Since then, I’ve wanted to ride across Iowa, a big adventure.

Finally Riding RAGBRAI

Riding Through Vinton, Iowa

It took me years to work it out in my schedule, but I finally made it. I had no way to get to the start, but on a last-minute impulse I rode my bike to the edge of my small town, held up a piece of cardboard with RAGBRAI scrawled on it, and put out my thumb.

That’s how I was introduced to one version of RAGBRAI: the drink-in-every-town riders. Though I hadn’t planned it, I had a six-pack in me and had hit two bars before the rented RV pulled into Sioux Center – more than I drank on the rest of the ride combined. The weather was deadly hot, up near 100, so I was hitting the road by 5am after getting an hour or two of sleep in my sweltering tent so that I could pull into the next destination town around noon. The first half of the week was rather miserable except for the wonderful riding conditions we had until about 10 each morning – the miles on the bike were the best thing.

By the end of the week, a huge storm rolled in and cooled it down considerably. My tent wasn’t swamped like some others were, so I was grateful for the storm. I also got to spend a night sleeping on a bed and having a real shower at my nieces’ house. One of my nieces even joined me for the last two days of riding – her first long bike ride, but not her last, though the pain she felt the week after may cause her to reconsider that pledge to ride again next year. The last day’s ride of 70 miles was the best of the trip. The rolling hills and green crops were lit by the best sunrise of the ride, and the air actually had a chill in it as we started the day. It’s enough to almost make me forget the pain in my right knee and the numbness in my left hand. Almost.

Iowa Accents Town by Town

I stopped in almost every town along the way and talked with the locals. I have to admit that I missed one because I actually rode through it before I realized that I was through it – there was one table with water and about six houses. As I rode, I was able to hear some variation in accents from town to town, but it wasn’t so much that each town was different; it was more that each town had some of the same three elements.
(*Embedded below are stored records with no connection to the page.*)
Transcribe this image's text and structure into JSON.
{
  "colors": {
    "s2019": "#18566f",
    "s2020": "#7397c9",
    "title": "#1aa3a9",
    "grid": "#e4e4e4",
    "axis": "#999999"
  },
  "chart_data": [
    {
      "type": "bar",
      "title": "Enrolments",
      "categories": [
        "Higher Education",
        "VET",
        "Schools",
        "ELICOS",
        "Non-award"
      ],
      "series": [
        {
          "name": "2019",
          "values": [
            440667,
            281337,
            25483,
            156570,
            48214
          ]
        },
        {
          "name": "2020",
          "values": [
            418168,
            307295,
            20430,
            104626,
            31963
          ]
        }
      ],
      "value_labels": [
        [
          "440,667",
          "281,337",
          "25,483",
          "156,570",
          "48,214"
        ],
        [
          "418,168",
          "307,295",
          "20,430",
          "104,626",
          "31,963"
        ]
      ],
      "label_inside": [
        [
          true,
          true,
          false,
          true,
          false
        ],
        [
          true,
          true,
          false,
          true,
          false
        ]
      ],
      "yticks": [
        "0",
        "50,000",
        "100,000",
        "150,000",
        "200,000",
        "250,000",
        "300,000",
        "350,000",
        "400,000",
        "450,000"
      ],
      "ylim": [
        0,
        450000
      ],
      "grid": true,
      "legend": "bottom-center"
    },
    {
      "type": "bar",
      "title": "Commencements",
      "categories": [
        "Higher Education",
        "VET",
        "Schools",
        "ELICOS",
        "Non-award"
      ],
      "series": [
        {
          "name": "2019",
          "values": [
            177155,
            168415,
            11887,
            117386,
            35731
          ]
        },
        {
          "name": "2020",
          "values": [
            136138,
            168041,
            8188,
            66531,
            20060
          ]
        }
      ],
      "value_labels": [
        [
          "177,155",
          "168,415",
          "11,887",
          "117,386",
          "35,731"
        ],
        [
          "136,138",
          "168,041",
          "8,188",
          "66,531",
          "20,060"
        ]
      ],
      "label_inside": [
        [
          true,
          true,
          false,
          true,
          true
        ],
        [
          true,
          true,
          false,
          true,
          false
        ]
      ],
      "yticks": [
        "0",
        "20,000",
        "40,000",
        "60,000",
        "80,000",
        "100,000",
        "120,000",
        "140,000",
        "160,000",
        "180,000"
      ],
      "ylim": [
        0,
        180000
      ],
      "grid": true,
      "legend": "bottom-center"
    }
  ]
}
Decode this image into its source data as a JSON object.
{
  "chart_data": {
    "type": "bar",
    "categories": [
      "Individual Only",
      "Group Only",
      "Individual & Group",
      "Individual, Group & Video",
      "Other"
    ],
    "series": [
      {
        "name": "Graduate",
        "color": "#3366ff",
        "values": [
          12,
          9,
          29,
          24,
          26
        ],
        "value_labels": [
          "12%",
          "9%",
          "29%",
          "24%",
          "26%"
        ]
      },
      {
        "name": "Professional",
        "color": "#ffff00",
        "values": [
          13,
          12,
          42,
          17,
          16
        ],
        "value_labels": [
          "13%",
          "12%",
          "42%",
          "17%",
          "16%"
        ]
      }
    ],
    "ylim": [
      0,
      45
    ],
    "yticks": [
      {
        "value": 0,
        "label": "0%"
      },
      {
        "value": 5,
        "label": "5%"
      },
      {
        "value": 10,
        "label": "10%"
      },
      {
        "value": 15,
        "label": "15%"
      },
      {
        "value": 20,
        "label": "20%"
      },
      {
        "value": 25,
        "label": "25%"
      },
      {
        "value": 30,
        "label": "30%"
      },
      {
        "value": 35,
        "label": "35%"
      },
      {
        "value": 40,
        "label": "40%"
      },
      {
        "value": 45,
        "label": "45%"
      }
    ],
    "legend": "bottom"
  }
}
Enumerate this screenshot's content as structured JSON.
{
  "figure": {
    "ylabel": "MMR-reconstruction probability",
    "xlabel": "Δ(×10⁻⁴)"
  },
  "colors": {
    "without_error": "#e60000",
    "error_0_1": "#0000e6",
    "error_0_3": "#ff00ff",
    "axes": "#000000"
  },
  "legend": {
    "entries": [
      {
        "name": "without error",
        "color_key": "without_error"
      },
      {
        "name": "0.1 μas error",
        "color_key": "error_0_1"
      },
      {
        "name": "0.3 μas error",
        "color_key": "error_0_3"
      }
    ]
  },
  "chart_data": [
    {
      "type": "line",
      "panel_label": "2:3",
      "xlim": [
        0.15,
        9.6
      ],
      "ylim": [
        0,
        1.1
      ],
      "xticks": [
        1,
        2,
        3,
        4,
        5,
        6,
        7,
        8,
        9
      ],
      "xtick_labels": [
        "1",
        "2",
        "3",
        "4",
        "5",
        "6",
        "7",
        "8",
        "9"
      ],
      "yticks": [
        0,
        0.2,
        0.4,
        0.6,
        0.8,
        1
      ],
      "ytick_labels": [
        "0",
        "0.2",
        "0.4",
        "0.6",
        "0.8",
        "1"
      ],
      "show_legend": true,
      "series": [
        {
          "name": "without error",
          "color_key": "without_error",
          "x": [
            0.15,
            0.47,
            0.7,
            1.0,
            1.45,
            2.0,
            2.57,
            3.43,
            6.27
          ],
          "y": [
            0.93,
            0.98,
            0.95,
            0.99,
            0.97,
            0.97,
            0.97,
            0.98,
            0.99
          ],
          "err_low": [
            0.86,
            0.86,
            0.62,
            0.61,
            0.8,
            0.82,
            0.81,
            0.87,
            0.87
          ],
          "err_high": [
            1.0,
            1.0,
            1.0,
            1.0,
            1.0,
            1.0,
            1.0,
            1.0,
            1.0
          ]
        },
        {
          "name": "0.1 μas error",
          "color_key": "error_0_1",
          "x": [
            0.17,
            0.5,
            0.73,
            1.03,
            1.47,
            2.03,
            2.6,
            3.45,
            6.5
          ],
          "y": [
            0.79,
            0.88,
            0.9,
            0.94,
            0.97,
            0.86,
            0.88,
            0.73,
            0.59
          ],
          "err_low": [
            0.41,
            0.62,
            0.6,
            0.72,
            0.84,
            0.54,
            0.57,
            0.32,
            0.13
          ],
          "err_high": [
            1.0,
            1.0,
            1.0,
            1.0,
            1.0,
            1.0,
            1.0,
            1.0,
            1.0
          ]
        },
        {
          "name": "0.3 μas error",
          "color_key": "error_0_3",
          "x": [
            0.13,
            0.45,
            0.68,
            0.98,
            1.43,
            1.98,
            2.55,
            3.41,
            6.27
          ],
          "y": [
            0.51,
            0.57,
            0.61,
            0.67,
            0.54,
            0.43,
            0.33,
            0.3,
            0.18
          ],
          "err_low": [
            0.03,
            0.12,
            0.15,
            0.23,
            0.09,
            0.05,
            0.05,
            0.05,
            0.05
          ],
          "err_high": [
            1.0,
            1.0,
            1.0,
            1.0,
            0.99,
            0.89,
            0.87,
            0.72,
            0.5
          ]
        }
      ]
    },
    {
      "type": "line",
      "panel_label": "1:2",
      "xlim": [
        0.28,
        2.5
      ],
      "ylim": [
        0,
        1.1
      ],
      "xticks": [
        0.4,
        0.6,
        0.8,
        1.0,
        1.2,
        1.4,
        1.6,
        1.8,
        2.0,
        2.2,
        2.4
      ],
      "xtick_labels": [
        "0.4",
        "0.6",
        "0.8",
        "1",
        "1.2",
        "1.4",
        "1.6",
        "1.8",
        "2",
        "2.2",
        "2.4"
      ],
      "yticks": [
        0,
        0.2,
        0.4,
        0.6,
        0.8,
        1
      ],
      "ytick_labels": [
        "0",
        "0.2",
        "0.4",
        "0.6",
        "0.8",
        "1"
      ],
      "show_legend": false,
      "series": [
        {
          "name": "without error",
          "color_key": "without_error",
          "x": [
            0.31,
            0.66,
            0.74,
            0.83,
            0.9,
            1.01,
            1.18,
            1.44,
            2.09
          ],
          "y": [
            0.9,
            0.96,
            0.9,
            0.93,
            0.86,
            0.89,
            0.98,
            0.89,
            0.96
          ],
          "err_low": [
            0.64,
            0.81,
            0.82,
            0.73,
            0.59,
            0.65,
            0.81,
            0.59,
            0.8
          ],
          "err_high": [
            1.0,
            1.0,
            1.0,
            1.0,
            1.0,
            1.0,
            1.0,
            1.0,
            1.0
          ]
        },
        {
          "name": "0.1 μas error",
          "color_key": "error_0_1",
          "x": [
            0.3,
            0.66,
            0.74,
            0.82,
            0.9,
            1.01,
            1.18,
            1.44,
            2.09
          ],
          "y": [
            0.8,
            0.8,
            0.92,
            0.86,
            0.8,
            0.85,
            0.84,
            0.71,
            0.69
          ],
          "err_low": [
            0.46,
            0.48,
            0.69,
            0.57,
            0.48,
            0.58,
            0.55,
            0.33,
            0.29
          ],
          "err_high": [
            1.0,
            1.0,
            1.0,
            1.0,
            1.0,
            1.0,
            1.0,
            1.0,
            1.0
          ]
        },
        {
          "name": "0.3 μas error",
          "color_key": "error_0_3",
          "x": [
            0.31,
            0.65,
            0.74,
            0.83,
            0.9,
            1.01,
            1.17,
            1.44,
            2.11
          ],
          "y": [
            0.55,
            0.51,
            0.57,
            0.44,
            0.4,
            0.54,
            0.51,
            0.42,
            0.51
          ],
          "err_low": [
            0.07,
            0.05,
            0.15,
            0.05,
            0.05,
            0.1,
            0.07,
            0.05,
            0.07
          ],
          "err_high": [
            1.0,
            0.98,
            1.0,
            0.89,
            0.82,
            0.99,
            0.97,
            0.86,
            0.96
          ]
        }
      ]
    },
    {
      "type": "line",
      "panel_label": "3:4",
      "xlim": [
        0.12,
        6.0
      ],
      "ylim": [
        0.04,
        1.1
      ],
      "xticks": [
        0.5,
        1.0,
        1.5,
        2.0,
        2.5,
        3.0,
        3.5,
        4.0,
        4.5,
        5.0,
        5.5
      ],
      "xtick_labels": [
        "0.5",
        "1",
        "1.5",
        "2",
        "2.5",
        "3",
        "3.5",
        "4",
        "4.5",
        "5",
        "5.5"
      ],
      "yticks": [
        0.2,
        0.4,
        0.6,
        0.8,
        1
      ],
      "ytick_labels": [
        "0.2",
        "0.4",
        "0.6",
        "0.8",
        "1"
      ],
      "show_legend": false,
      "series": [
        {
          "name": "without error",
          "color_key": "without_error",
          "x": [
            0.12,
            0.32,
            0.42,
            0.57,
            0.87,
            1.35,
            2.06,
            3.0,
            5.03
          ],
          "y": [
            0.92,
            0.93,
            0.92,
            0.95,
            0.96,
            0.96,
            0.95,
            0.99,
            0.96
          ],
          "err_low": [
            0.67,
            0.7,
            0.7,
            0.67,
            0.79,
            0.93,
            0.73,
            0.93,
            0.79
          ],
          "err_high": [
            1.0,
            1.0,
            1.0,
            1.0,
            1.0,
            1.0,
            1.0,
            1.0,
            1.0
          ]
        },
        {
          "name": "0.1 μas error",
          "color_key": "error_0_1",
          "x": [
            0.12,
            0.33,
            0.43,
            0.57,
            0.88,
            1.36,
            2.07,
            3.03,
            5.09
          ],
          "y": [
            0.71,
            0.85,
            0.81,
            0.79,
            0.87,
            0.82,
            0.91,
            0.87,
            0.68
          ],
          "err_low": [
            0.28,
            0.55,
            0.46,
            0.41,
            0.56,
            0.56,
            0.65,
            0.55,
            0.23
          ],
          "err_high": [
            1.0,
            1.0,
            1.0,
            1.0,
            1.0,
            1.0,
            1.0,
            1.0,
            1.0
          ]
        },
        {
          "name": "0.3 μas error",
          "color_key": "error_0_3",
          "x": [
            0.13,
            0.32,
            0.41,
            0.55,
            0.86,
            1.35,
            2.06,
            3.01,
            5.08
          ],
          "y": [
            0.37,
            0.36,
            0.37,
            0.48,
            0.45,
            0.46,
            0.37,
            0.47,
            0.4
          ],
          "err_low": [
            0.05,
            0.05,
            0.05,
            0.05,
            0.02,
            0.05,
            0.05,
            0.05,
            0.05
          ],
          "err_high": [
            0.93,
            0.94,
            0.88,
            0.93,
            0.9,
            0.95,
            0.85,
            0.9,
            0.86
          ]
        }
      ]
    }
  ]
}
One of the elements that was present in all of the accents was the midwest flatness. It’s probably most obvious in the vowel sound in words like pass and ask. This is that distinctly midwestern sound that I discuss in the AccentHelp download for the Central Plains Midwest accent. It’s an overall quality that I heard in the other two accents I tended to hear. It’s as though it’s the neutral version, which is what I grew up speaking. I still made adjustments to it when I began training in acting, but it’s about as close to a standard American accent as we have.

Arriving at the Mississippi River on RAGBRAI 2012

The other two accents I heard from the locals were about elements from the north and south creeping into the local speech. In a single town, I would hear that Central Plains accent, something that sounded much more like a slightly mild version of the Upper Midwest accent, and something that had just a coloring of American Southern accents.

It wasn’t about a geographic difference. Iowa is in that place in between the sounds of Minnesota and Missouri. It’s not as if accents understand legal boundaries. They tend to fade from one place to another and cross over each other. Accents can also be affected by the way people think of themselves, too. I tended to hear the hint of Southern in more farmers, for example, than from the people who lived in town.

It was hot, and it was glorious, and it was a chance for me to really take my time to see and hear the geography shift ever so slowly across the state. It’s been on my bucket list for 40 years. I’m not sure that I’ll do it again – perhaps join in for a day ride or something like that – but I’m grateful that I finally got to check it off and experience the hills of Iowa under my own power. I’m also grateful to be back in my own bed with air conditioning and wifi so that I can write this. It was a great ride – to have finished.